Synopses & Reviews
Why is homosexuality socially marginal yet symbolically central? Why is it so strangely integral to the very societies which obsessively denounce it, and why is it history--rather than human nature--that has produced this paradoxical position? These are just some of the questions explored in
Sexual Dissidence.
Written by a leading critic in gender studies, this wide-ranging study returns to the early modern period in order to focus, question, and develop issues of postmodernity, and in the process brilliantly link writers as diverse as Shakespeare, André Gide, Oscar Wilde, and Jean Genet, and cultural critics as different as St. Augustine, Frantz Fanon, and Michel Foucault. In so doing, Dollimore discovers that Freud's theory of perversion is more challenging than either his critics or his advocates usually allow, especially when approached via the earlier period's archetypal perverts, the religious heretic and the wayward woman, Satan and Eve.

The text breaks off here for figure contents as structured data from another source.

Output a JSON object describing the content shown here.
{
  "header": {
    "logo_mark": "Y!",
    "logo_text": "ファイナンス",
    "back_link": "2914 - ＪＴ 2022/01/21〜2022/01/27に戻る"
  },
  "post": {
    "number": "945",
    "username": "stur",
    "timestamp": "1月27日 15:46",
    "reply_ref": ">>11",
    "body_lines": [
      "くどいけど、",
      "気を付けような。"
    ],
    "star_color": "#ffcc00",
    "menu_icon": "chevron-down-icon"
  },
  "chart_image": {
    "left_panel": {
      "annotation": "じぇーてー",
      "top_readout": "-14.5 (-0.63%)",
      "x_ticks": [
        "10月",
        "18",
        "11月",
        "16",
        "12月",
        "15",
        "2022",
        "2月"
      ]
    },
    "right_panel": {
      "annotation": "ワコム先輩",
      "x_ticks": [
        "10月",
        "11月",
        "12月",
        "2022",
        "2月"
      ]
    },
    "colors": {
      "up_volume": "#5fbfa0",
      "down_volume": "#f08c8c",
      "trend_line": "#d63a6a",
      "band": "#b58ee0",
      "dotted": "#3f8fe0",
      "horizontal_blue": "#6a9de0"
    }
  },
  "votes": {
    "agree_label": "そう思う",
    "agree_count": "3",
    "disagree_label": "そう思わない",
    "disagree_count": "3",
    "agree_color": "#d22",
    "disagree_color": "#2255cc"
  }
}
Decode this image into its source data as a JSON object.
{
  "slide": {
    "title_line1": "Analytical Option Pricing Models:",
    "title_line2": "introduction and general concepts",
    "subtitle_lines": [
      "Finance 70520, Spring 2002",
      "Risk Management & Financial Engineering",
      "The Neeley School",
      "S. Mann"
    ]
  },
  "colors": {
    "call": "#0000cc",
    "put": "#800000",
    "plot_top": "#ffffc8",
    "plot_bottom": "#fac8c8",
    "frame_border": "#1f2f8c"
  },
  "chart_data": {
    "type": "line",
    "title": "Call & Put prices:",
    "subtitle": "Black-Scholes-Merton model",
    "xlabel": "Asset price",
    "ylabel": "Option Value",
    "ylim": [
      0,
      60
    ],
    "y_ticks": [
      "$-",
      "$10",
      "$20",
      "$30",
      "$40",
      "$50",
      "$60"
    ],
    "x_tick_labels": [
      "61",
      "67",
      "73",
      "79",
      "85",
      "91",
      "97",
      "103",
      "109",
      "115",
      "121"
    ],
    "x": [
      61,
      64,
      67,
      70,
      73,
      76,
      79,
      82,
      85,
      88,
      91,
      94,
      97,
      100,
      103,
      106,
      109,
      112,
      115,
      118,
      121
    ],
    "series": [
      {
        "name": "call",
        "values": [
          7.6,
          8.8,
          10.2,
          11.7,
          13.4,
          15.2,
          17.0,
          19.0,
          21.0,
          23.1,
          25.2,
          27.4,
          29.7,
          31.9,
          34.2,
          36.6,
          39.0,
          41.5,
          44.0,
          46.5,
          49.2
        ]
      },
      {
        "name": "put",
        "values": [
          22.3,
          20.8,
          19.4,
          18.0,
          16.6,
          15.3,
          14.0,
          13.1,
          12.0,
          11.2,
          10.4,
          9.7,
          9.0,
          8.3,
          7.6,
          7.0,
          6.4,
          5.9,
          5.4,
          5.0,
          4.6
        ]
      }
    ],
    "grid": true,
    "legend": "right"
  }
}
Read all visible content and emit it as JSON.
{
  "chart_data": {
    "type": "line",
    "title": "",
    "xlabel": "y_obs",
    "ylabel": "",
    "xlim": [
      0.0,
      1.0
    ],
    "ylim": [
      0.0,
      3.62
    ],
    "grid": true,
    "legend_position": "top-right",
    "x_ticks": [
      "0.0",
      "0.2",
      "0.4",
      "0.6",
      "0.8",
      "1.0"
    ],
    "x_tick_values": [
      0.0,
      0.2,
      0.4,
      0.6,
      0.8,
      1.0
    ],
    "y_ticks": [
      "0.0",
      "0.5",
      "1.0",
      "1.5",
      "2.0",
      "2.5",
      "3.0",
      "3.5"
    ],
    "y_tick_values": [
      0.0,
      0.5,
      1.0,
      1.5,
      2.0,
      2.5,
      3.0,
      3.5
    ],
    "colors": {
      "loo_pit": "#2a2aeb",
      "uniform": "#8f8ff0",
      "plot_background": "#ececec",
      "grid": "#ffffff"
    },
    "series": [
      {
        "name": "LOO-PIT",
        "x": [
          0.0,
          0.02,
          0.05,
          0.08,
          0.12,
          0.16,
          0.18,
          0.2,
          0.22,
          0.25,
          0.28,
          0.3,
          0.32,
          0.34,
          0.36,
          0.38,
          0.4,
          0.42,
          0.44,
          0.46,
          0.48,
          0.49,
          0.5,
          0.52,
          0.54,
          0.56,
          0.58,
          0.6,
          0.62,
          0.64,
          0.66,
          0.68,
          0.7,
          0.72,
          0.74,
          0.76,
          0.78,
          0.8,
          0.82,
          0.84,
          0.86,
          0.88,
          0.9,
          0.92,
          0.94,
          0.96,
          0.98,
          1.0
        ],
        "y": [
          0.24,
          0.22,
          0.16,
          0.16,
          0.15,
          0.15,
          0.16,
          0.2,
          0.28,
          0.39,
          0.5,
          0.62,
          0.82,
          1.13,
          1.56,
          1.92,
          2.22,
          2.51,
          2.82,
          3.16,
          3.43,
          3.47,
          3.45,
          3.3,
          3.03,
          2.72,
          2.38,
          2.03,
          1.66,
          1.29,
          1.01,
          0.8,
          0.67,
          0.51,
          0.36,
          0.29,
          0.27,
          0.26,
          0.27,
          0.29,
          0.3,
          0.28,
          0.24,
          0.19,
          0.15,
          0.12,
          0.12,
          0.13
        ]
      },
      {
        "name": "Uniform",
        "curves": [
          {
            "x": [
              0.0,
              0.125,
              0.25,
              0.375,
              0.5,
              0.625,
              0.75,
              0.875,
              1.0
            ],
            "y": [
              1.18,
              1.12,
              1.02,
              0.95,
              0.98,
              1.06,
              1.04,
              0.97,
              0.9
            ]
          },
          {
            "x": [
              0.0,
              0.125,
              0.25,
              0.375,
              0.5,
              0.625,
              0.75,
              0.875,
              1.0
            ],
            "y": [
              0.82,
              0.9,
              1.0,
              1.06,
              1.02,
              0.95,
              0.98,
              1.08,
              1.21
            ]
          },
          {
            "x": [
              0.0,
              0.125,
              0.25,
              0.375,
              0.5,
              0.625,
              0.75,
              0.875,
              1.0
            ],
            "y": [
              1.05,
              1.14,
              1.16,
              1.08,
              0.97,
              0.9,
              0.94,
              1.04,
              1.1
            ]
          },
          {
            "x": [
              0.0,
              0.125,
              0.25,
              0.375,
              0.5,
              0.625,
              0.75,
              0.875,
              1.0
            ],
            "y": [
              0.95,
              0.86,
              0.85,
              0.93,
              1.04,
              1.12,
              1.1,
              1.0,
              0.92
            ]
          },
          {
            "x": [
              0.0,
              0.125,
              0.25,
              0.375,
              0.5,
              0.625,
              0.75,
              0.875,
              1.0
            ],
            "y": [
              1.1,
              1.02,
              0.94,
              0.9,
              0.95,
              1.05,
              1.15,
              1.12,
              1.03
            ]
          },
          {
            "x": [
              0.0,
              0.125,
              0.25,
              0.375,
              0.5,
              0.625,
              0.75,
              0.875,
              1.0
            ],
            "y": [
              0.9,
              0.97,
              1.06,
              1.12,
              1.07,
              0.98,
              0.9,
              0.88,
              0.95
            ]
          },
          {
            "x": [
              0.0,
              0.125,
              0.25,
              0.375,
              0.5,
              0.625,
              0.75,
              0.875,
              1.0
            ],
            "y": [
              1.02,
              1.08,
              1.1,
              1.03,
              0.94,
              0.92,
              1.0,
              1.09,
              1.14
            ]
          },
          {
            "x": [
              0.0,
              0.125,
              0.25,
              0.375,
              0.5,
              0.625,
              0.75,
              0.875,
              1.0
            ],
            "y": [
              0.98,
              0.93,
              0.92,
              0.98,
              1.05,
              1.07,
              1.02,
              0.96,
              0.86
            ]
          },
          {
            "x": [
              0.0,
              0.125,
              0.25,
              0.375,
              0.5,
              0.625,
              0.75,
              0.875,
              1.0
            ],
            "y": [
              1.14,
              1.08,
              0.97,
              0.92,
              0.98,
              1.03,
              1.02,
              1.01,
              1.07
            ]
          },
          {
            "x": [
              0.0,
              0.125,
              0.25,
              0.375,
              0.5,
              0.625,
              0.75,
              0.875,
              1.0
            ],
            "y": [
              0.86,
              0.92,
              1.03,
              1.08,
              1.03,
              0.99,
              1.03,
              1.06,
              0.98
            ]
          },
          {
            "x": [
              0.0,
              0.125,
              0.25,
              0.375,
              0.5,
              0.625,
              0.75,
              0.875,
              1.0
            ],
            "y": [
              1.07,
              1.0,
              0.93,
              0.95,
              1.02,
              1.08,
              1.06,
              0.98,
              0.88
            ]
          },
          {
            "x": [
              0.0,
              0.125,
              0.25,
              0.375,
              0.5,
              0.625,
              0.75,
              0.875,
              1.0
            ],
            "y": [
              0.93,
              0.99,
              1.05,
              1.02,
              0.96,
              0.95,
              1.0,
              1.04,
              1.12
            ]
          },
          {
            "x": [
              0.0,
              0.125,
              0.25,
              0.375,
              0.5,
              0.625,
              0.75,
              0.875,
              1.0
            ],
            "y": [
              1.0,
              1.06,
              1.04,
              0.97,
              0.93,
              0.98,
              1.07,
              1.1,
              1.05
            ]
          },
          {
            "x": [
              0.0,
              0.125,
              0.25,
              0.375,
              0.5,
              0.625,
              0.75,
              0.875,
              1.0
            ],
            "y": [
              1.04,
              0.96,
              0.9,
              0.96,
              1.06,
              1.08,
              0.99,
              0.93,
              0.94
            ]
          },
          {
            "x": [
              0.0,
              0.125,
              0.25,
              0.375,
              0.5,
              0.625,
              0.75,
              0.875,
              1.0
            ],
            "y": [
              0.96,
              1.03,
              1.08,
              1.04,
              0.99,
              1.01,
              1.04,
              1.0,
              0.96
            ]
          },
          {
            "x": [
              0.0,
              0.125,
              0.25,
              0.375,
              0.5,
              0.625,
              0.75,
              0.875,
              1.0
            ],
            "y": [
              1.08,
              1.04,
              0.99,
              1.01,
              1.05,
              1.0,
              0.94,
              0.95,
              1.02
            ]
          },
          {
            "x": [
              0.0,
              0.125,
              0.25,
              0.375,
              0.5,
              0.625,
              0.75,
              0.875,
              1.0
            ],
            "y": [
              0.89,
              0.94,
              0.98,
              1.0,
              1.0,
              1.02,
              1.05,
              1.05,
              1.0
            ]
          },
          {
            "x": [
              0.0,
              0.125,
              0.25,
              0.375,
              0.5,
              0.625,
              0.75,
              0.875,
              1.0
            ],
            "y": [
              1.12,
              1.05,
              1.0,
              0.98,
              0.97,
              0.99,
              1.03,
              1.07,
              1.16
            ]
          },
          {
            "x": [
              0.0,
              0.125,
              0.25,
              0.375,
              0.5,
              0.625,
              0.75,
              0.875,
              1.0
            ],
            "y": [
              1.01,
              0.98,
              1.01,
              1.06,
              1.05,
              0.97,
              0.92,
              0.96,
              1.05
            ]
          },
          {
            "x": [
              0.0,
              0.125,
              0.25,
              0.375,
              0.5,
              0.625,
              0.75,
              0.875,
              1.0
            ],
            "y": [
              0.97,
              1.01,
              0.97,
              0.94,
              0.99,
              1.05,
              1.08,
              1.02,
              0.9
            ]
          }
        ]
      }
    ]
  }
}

A path-breaking book in a rapidly expanding field of literary and cultural study, Sexual Dissidence shows how the literature, histories, and subcultures of sexual and gender dissidence prove remarkably illuminating for current debates in literary theory, psychoanalysis, and cultural materialism. It includes chapters on transgression and its containment, contemporary theories of sexual difference, homophobia, the gay sensibility, transvestite literature in the culture and theatre of Renaissance England, homosexuality, and race.
Review
"Dollimore's study of psychoanalytic, historical, and literary formulations of same-sex desire is ambitious, stimulating, and sometimes exasperating. He opens with Gide and Wilde and closes with Genet and Fanon. In between (and in no particular order) he discusses Augustine's problematic view of sexual desire, reconsiders Freud's etiology of homosexuality, and examines Othello, Rubyfruit Jungle, and Sontag's 'Notes on Camp.' The vigorous heterogeneity results in a book as brave as it is uneven. But its greatest strength is the vigor and irreverence with which it details the degree to which same-sex desire is perpetually at the center of cultures that strenuously attempt to push it to the margins." Reviewed by Daniel Weiss, Virginia Quarterly Review (Copyright 2006 Virginia Quarterly Review)
Review
"Appears well placed to make an influential intervention in cultural theory on both sides of the Atlantic....A carefully argued, thought-provoking book that makes fascinating connections among different kinds of discourse while carrying an affective punch far beyond the academic routine."--Modern Language Quarterly
"Dollimore's amazing command of Western literary culture is evident in the historical and disciplinary sweep of his book."--Signs
"This is a thoughtful and challenging book, not only for its reappraisals of hoary academic controversies like the constructionist-essentialist standoff, but because of the many intriguing analytical formulations it propounds."--Choice
"A massive and authoritative contribution to the debate on cultural politics....Every student should own and use a copy. More to the point, so should anyone who presumes to teach."--Times Higher Education Supplement
"A substantial and ambitious book....It is a book that needed to be written, requiring the courage to tackle several conventionally distinct fields of knowledge and interpretation."--Times Literary Supplement
Description
Includes bibliographical references (p. [359]-381) and index.